Durante o conflito, o país perdeu grande parte de sua população, especialmente homens adultos, o que provocou uma crise econômica e social que durou décadas. O Brasil, por sua vez, também sofreu as consequências, com o aumento da dívida externa e uma crise financeira que enfraqueceu a monarquia.
A guerra envolveu o Paraguai contra a chamada Tríplice Aliança — formada por Brasil, Argentina e Uruguai. Apesar da união dos aliados, a vitória custou caro: foi o confronto mais sangrento da América do Sul, com milhares de mortos e cidades destruídas.
Consequências e transformações
No Brasil, o conflito teve reflexos profundos. O país precisou tomar empréstimos com a Inglaterra para financiar os custos da guerra, o que deixou marcas na economia.

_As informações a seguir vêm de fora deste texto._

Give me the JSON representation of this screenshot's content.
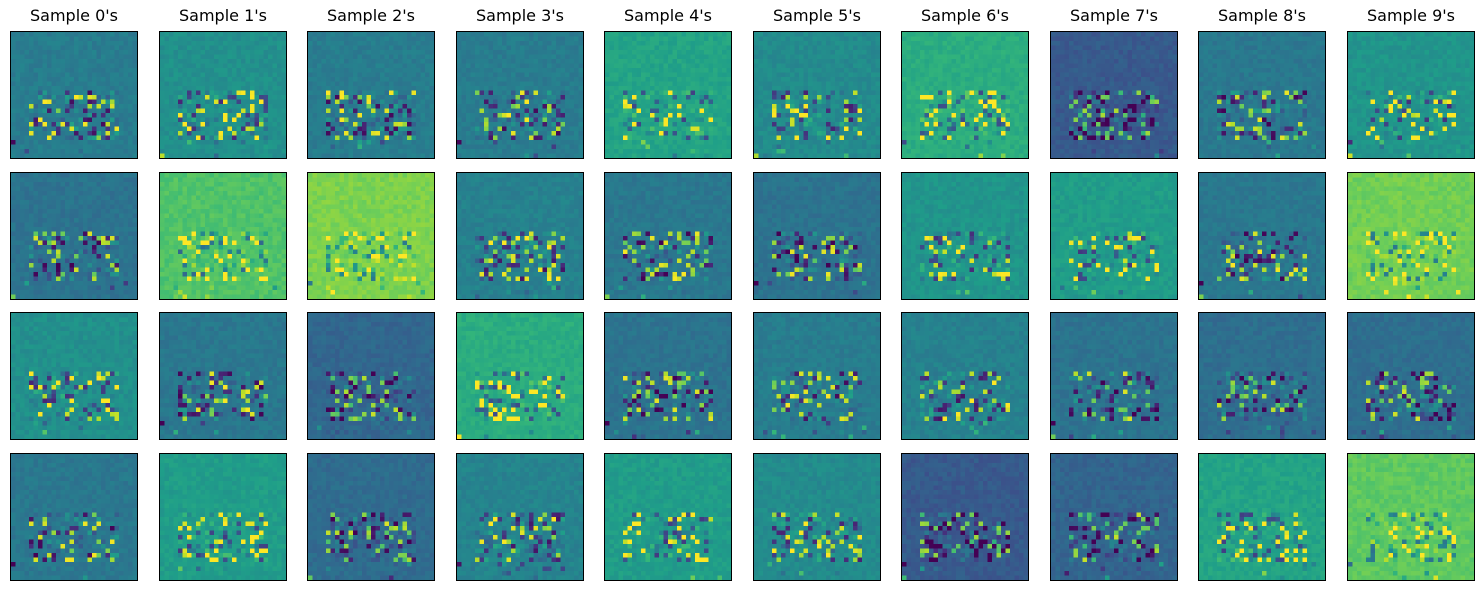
{
  "chart_data": {
    "type": "heatmap",
    "title": "",
    "colormap": "viridis",
    "grid": false,
    "axes_visible": false,
    "rows": 4,
    "columns": [
      {
        "title": "Sample 0's"
      },
      {
        "title": "Sample 1's"
      },
      {
        "title": "Sample 2's"
      },
      {
        "title": "Sample 3's"
      },
      {
        "title": "Sample 4's"
      },
      {
        "title": "Sample 5's"
      },
      {
        "title": "Sample 6's"
      },
      {
        "title": "Sample 7's"
      },
      {
        "title": "Sample 8's"
      },
      {
        "title": "Sample 9's"
      }
    ],
    "image_size": [
      28,
      28
    ],
    "base_levels": [
      [
        0.42,
        0.5,
        0.42,
        0.42,
        0.58,
        0.48,
        0.62,
        0.28,
        0.4,
        0.52
      ],
      [
        0.38,
        0.72,
        0.8,
        0.44,
        0.4,
        0.38,
        0.52,
        0.55,
        0.4,
        0.78
      ],
      [
        0.5,
        0.4,
        0.33,
        0.62,
        0.38,
        0.42,
        0.44,
        0.38,
        0.36,
        0.36
      ],
      [
        0.4,
        0.55,
        0.35,
        0.45,
        0.55,
        0.48,
        0.28,
        0.32,
        0.58,
        0.75
      ]
    ]
  }
}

Ao mesmo tempo, o Exército ganhou força e prestígio, abrindo caminho para o fim do Império e a proclamação da República, anos depois.
O Paraguai, que chegou a possuir o exército mais numeroso da região, foi devastado. Estima-se que até 70% de sua população tenha morrido, incluindo muitos jovens e crianças. Uma das batalhas mais trágicas foi a de Acosta Ñu, em que milhares de menores paraguaios enfrentaram as tropas brasileiras e morreram.
A guerra também teve efeitos sociais. No Brasil, o sofrimento e o contato com soldados negros ajudaram a despertar um sentimento contrário à escravidão. Pouco depois, veio a Lei do Ventre Livre, que libertava os filhos de mulheres escravizadas nascidos a partir de 1871.
Em toda a região, o conflito redesenhou o poder político. A Argentina se consolidou como Estado nacional, o Uruguai viu o fortalecimento do Partido Colorado, e o Brasil, mesmo vitorioso, saiu da guerra mudado para sempre — mais forte militarmente, mas mais fraco politicamente.